Steel: La película de Superman más extraña que el tiempo no ha perdonado
Una propuesta diferente en el universo de Superman
En una época donde los superhéroes dominaban las páginas de los cómics y poco a poco ganaban terreno en el cine, DC Comics rompió esquemas con un giro inesperado: la muerte de Superman. Esta impactante historia abrió un vacío de poder único, presentando a cuatro personajes distintos que intentaban tomar el relevo: Steel, Cyborg Superman, El Erradicador y Superboy. Sin embargo, solo uno de ellos logró protagonizar una película en live-action, y esa fue la historia de Steel.
El filme protagonizado por Shaquille O’Neal, una figura imponente dentro y fuera de las pantallas por su carrera en la NBA, se lanzó con grandes expectativas pero terminó siendo uno de los experimentos más controvertidos y poco convencionales dentro del canon de DC. La película se ambienta en Los Ángeles y aborda la lucha de John Henry Irons, un ingeniero y fabricante de armas que decide combatir el crimen cuando descubre que sus propias creaciones están en manos equivocadas.
Un Superman sin la capa ni el escudo icónico
El enfoque de Steel se distancia radicalmente de la tradición superheroica de DC. A diferencia del John Henry Irons de las historietas, que crea una armadura estilizada y con el emblemático símbolo de Superman en el pecho para honrar al Hombre de Acero, la versión cinematográfica abandona ese icono al que todos están acostumbrados. Sin capa, sin la letra “S”, y con una armadura que recuerda más a un caballero medieval que a un héroe inspirado en Superman, esta interpretación optó por una estética mucho más realista y cotidiana.
Esta decisión, lejos de enriquecer la narrativa, generó una desconexión notable con los fanáticos y con el material original. El guion, que evita cualquier referencia directa al universo DC más amplio o al propio Superman, entrega una historia que se siente aislada, como si pretendiera funcionar como un thriller de acción genérico. El director Kenneth Johnson, conocido por su trabajo en series como The Incredible Hulk y The Bionic Woman, mencionó que su principal intención era alejarse de lo “infantil” y los “trajes ridículos” del género para crear algo más serio y enfocado en la realidad, pero el resultado fue una película que alienó a ambos públicos: los seguidores de los cómics y los amantes del cine de acción.
Producción complicada y resultados decepcionantes
La presencia de Shaquille O’Neal, aunque llamativa, también presentó retos logísticos sustanciales, ya que sus compromisos deportivos y entrenamientos para eventos como los Juegos Olímpicos complicaron el calendario de rodaje. A su lado, el reparto incluía a Ray J como su joven protegido y al actor Judd Nelson como el antagonista, además de una banda sonora que mezclaba talentos como KRS-One e Ice Cube, buscando recrear un ambiente urbano y contemporáneo.
A pesar de estos elementos interesantes, Steel no logró conectar con la audiencia ni con la crítica, recaudando solo una fracción de su presupuesto y acumulando puntuaciones críticas y de espectadores muy bajas.

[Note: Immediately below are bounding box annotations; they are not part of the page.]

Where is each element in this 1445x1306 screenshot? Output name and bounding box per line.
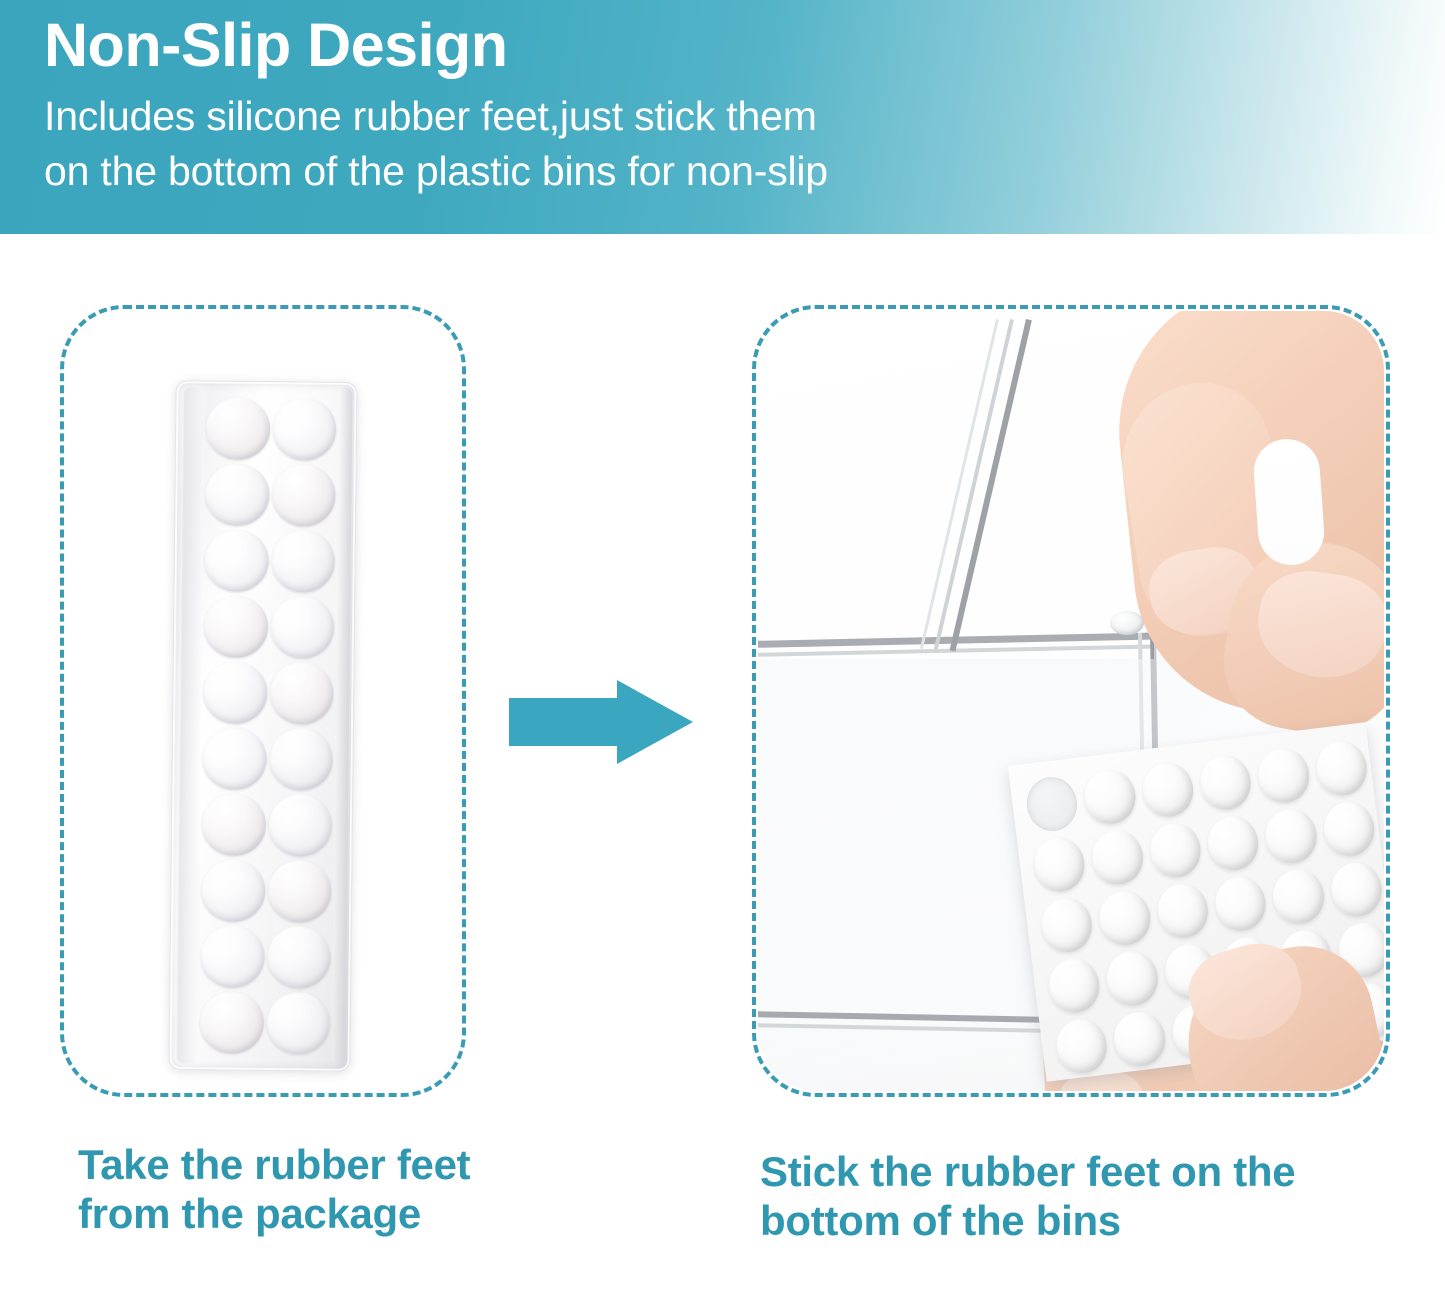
header-text-block: Non-Slip Design Includes silicone rubber… [44,14,1445,198]
silicone-foot [202,727,266,790]
step-1-panel [60,305,466,1097]
silicone-foot [270,662,334,725]
silicone-foot [1024,774,1081,834]
step-1-caption: Take the rubber feet from the package [78,1141,508,1238]
silicone-foot [1046,956,1103,1016]
step-2-panel [752,305,1390,1097]
silicone-foot [268,794,332,857]
page-title: Non-Slip Design [44,14,1445,77]
silicone-foot [269,728,333,791]
silicone-foot [1270,867,1327,927]
header-subtitle-line-1: Includes silicone rubber feet,just stick… [44,89,1445,144]
silicone-foot [1097,888,1154,948]
blister-feet-grid [200,397,337,1054]
silicone-foot [272,398,336,461]
silicone-foot [1111,1009,1168,1069]
silicone-foot [1205,813,1262,873]
header-banner: Non-Slip Design Includes silicone rubber… [0,0,1445,234]
silicone-foot [266,992,330,1055]
silicone-foot [1328,860,1384,920]
flow-arrow [509,680,693,764]
blister-pack-photo [64,309,462,1093]
silicone-foot [204,529,268,592]
silicone-foot [1082,767,1139,827]
step-2-caption: Stick the rubber feet on the bottom of t… [760,1148,1390,1245]
sticking-feet-photo [758,311,1384,1091]
silicone-foot [272,464,336,527]
silicone-foot [1039,895,1096,955]
silicone-foot [1197,753,1254,813]
silicone-foot [1321,799,1378,859]
silicone-foot [271,530,335,593]
silicone-foot [206,397,270,460]
silicone-foot [1054,1016,1111,1076]
silicone-foot [200,991,264,1054]
silicone-foot [1313,739,1370,799]
silicone-foot [203,661,267,724]
silicone-foot [201,859,265,922]
silicone-foot [1212,874,1269,934]
silicone-foot [1154,881,1211,941]
silicone-foot [267,926,331,989]
silicone-foot [205,463,269,526]
blister-pack-strip [168,380,357,1072]
silicone-foot [200,925,264,988]
silicone-foot [1089,828,1146,888]
silicone-foot [1147,820,1204,880]
silicone-foot [204,595,268,658]
silicone-foot [1140,760,1197,820]
silicone-foot [202,793,266,856]
silicone-foot [270,596,334,659]
silicone-foot [1104,949,1161,1009]
silicone-foot [1263,806,1320,866]
silicone-foot [1031,835,1088,895]
silicone-foot [1255,746,1312,806]
header-subtitle-line-2: on the bottom of the plastic bins for no… [44,144,1445,199]
silicone-foot [267,860,331,923]
silicone-foot-on-corner [1110,611,1144,635]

Con el paso de los años, el filme ha sido visto como un ejemplo de cómo una película basada en un personaje tan relevante podría perderse al ignorar o desnaturalizar su esencia original y simbólica.
Un experimento fallido con lecciones valiosas
Cuando pensamos en adaptaciones de cómics exitosas, se puede observar que reconocer y respetar las raíces y la mitología del personaje es crucial para captar la fascinación del público. En contraste, Steel muestra las complicaciones de apostarle a una historia desvinculada y que intenta modernizar a un héroe sin capitalizar lo que lo hace especial.

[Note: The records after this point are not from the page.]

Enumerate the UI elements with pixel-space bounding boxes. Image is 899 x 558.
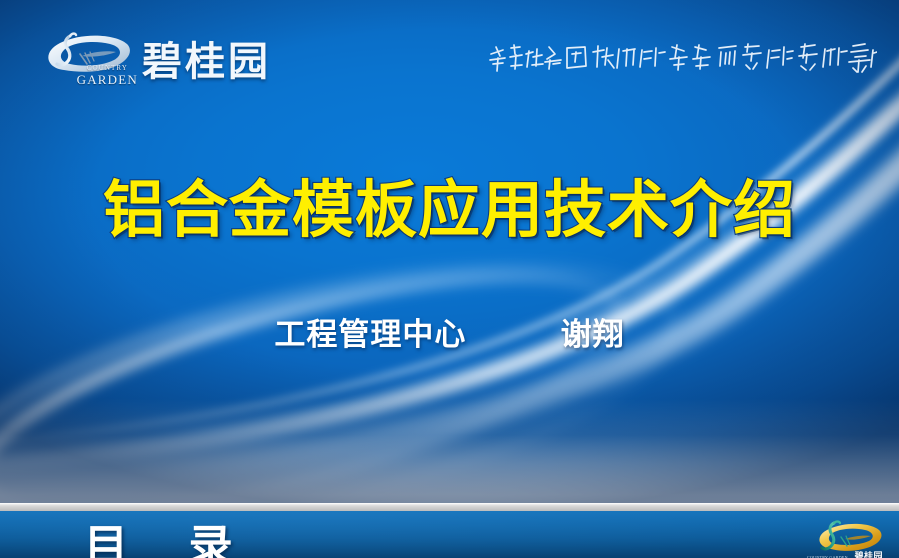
contents-slide: 目 录 — [0, 511, 899, 558]
brand-slogan-handwriting — [487, 38, 877, 84]
contents-heading: 目 录 — [84, 525, 243, 558]
footer-logo-chinese: 碧桂园 — [854, 549, 883, 558]
presentation-deck: COUNTRY GARDEN 碧桂园 — [0, 0, 899, 558]
title-slide: COUNTRY GARDEN 碧桂园 — [0, 0, 899, 503]
bottom-glow-band — [0, 399, 899, 503]
logo-english-bottom: GARDEN — [77, 73, 138, 86]
country-garden-logo-gold-icon: COUNTRY GARDEN 碧桂园 — [803, 517, 885, 558]
logo-english-top: COUNTRY — [77, 65, 138, 72]
brand-logo: COUNTRY GARDEN 碧桂园 — [30, 26, 271, 88]
slide-separator — [0, 503, 899, 511]
logo-english-text: COUNTRY GARDEN — [77, 65, 138, 86]
country-garden-swoosh-icon: COUNTRY GARDEN — [30, 26, 134, 88]
slide-subtitle: 工程管理中心 谢翔 — [0, 309, 899, 354]
logo-chinese-name: 碧桂园 — [142, 42, 271, 82]
slide-title: 铝合金模板应用技术介绍 — [0, 175, 899, 244]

Afortunadamente, en la actualidad, el universo cinematográfico de DC ha aprendido a integrar mejor la profundidad de sus personajes, conectándolos con sus historias y símbolos icónicos. La película de Steel permanece, sin embargo, como una curiosidad histórica que ilustra los riesgos de alejarse demasiado de la esencia de los personajes a la hora de llevarlos a la gran pantalla.